Unlike when I made the By Hand London Flora dress for my daughter who lives hundreds of kilometers away, Mary and I could go home from work at lunch time. She could try the dress, as a work in progress.
One of the things I love about sewing is that you can make clothes that suit you and that fit well. Many of my friends and I (back when I used to buy clothes) have trouble finding clothes that are made of lovely fabric, that suit you and fit well. Shopping for ready-to -wear clothes can be such a dispiriting experience. If you’d like an interesting read about sewing, fitting and body image, Karen, of ‘Did you make that’, has written very eloquently on the issues in The Guardian.
A good fit makes all the difference to look and comfort. While making Mary’s dress we did three fittings, before we were happy with it.
The first fitting, I should have called (and made) a muslin! It was way too high in the waist and the bodice pieces needed to be re-cut entirely. Luckily I had enough fabric because I bought some of the butterscotch pudding for myself, yay!
The second fitting, we made sure the waist was in the right place, made it shorter by about 15 cm and took it in at the sides about 2 inches. For this fitting I basted the side seams wrong sides together. When Mary then tried it on it was easy to pin for the right fit.
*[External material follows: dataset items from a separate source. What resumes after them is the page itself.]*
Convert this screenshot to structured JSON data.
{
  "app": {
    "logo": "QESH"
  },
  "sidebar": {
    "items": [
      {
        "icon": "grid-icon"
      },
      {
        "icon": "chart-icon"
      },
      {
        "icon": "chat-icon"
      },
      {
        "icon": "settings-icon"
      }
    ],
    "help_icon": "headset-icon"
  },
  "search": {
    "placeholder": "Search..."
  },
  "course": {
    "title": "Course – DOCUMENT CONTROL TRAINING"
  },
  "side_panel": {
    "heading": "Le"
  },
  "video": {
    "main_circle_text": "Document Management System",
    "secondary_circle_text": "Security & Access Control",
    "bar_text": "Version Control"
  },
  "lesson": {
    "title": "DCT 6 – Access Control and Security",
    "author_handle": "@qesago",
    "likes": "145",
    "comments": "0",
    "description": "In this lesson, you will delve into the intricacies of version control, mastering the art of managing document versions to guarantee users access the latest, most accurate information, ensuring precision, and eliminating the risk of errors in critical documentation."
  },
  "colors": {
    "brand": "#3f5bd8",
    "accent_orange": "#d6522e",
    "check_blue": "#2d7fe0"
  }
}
It’s quite a loose weave so I lined the whole dress, including the sleeves. Lining the sleeves isn’t part of the By Hand London Elisalex pattern but I thought it would make it more comfortable. Lovely as the wool mix fabric is, it didn’t look super comfy against the skin. I used the sleeve pattern and made it a bit shorter.
I stabilised the front and back neckline with hug-snug ribbon. I used this to strengthen the back seam where I used an invisible zip. All the skirt seams are overlocked/serged. This wasn’t necessary on the bodice as all the seams are enclosed by the lining.
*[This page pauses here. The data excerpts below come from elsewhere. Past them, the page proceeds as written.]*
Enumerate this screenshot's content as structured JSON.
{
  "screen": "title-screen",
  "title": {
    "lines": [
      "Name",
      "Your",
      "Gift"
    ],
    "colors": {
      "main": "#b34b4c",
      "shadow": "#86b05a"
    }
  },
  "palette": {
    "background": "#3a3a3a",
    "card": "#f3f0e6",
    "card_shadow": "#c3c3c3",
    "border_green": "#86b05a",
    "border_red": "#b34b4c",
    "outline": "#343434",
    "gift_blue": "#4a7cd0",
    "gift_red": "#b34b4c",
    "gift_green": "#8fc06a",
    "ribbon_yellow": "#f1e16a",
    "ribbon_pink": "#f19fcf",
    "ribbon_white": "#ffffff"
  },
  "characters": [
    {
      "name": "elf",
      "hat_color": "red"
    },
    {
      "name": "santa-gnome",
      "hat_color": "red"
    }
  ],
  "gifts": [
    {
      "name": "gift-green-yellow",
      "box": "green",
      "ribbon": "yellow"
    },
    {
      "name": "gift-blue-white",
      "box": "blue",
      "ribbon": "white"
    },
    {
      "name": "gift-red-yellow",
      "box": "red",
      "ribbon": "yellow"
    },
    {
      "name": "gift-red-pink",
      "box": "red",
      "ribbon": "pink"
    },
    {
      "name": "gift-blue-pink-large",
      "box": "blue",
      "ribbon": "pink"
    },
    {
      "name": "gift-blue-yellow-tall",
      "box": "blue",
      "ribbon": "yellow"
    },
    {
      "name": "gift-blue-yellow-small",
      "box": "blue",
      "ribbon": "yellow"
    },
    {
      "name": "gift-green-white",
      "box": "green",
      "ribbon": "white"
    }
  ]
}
I didn’t add the pockets mainly because I didn’t know how they’d work with the lined skirt, does anyone know about this? I also thought they may not work well in the loose weave fabric.
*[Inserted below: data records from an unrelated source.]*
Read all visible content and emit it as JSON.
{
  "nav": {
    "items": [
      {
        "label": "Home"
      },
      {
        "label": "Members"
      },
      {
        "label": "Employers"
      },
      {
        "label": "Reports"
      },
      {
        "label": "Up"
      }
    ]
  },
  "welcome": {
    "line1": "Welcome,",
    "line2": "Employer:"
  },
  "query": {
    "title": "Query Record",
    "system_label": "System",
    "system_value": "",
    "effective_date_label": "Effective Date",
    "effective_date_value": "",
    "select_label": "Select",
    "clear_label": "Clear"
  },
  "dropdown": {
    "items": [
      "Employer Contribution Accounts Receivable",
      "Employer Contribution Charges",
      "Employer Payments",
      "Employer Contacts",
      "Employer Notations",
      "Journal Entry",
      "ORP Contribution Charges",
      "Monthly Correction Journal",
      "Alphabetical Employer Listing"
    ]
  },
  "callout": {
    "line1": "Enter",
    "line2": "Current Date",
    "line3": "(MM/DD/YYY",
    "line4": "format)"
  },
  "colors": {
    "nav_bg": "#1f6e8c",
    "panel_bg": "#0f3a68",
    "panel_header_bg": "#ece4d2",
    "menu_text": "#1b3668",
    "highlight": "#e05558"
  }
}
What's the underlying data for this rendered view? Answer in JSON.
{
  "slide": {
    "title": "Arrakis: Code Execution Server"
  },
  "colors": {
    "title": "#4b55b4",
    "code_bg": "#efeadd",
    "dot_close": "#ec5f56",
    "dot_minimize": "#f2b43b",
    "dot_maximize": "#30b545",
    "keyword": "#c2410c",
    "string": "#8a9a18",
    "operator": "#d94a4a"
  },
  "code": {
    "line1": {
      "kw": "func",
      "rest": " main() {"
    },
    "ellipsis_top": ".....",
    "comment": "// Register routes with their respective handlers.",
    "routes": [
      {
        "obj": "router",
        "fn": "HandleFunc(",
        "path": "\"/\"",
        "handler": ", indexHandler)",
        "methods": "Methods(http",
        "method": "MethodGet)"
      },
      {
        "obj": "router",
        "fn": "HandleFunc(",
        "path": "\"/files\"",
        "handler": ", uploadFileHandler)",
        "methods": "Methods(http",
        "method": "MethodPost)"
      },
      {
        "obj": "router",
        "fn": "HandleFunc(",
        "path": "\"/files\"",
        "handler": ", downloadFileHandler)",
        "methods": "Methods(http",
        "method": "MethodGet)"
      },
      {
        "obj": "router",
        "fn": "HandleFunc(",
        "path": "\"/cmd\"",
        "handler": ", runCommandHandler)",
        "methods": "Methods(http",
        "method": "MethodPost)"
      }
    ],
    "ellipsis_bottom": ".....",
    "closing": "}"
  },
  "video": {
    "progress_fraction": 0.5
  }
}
The final fitting, this time with the seams right sides together, I took the dress in very slightly along the length of the side seams. I think it ended up as a good fit and it should be very comfortable to wear. I’m looking forward to making my own butterscotch outfit. Mary and I will just need to check what each other’s wearing before we go out and about together. It will be like being teenagers again 🙂 yeah right!
I can see this dress being worn for a winter lunch in front of the open fire at Grazing, Gunderoo or maybe at Flint in the Vines, Murrumbateman. You’d have to check buttersctoch pudding was on the menu first.
I’m entering Mary’s winter Elisalex dress is Sewing Indie Month over on Larua Mae’s blog, Lilacs and Lace. Have a look at all the other lovely outfit. Im also linking this post over at Sewing Saturdays at Simple Simon and Co.